What is Saffron?I have been selling saffron for 20 years and in that time period have never ceased to be amazed by its uniqueness in the spice world. Saffron has an aroma and flavor which cannot be duplicated, and a chemical make-up which, when understood, helps the chef or home cook to know how to best release that flavor and aroma in cooking and baking. Saffron is sold in two forms, powder and threads, and each behave very differently in the kitchen.
In order to understand commercial saffron, it is important to understand the make-up of the saffron plant. More importantly, it is the easiest way for you, as a consumer, to be sure you are buying good saffron.

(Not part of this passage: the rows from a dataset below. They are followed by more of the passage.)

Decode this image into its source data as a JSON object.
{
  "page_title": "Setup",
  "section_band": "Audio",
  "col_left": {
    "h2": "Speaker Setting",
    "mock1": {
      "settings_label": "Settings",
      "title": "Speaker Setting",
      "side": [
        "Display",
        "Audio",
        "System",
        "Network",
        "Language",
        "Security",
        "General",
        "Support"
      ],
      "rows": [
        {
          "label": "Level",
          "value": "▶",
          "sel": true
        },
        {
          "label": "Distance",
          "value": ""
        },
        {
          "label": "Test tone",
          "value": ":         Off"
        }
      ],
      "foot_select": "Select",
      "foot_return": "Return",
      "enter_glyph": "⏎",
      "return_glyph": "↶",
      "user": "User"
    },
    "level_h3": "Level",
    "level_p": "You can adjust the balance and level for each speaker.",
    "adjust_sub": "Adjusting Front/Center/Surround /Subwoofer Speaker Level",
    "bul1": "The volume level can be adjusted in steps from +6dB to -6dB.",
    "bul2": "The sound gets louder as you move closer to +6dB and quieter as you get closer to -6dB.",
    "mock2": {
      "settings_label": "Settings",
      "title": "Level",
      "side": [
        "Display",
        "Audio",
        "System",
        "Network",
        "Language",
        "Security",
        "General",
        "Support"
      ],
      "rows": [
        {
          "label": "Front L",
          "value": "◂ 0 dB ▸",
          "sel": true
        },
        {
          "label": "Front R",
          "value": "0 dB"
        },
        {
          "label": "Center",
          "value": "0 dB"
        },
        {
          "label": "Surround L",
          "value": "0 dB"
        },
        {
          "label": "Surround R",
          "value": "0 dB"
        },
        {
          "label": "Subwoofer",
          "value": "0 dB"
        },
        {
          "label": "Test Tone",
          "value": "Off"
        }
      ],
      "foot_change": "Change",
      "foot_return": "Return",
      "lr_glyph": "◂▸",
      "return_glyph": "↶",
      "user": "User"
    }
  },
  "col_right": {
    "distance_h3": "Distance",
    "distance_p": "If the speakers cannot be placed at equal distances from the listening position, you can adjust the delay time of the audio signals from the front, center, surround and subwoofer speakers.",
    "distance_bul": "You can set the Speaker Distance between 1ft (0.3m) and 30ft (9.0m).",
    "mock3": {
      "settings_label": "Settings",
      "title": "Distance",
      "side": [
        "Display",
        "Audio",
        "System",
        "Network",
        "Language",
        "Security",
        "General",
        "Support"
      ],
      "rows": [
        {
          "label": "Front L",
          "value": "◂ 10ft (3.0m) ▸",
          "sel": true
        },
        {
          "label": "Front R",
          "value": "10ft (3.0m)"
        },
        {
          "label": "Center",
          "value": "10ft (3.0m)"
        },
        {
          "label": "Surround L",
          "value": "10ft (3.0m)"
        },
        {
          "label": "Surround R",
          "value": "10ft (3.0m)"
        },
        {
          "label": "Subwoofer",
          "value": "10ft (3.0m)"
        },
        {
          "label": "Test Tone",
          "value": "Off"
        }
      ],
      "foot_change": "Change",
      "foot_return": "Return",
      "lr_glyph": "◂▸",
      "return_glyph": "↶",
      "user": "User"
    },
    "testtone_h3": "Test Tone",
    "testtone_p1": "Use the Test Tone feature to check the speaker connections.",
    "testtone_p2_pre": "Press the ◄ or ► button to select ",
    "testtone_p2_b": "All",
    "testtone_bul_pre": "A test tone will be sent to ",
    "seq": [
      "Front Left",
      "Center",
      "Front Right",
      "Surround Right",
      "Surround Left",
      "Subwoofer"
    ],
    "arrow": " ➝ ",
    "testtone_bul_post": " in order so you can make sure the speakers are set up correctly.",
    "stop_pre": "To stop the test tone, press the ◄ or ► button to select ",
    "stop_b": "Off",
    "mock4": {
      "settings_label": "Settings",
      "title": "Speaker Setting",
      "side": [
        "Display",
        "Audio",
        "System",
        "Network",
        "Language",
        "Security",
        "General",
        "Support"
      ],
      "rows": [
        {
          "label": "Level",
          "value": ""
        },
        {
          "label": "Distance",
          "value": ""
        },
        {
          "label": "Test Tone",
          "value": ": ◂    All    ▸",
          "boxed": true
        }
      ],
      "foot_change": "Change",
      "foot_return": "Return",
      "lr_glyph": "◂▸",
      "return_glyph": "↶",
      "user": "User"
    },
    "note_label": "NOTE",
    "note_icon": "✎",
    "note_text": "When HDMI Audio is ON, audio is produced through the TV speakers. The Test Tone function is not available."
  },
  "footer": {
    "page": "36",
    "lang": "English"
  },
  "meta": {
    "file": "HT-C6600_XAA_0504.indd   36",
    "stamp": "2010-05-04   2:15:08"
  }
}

Commercial saffron comes from the bright red stigmas of the saffron crocus (Crocus sativus) which flowers in the Fall in many different countries, including Greece, India, Iran and Spain. The Crocus sativus stigmas are the female part of the flower. In a good year, each saffron crocus plant might produce several flowers. Each flower contains three stigmas, which are the only part of the saffron crocus that when dried (cured) properly, become commercial saffron. Each red stigma is like a little capsule that encloses the complex chemicals that make up saffron's aroma, flavor, and yellow dye. In order to release these chemicals, you must steep the threads. Powdered saffron is more efficient because it does not need to be steeped (see more on this later in this text).
The male part of the saffron flower, the stamens, are half the size of the stigmas (See sketch below), they are deep yellow and have NO culinary value. Unfortunately, they are sometimes added to the red stigmas to increase the weight of commercial saffron. I have also seen ground yellow stamens sold as powdered saffron. Legitimate powdered saffron is red-orange and is made by grinding saffron stigmas. Under no circumstances would pure powdered saffron be any shade of yellow.
Soil and weather conditions naturally vary in the saffron cultivating countries and so do the methods of drying the fresh saffron stigmas. As a saffron consumer you don't have to be an agricultural specialist because there is an international measuring stick for determining the quality of any brand of saffron for sale on the international market. This measuring stick is called a photo spectometry report, the result of a laboratory analysis of the three chemicals in the saffron stigma which relate to aroma, flavor and color.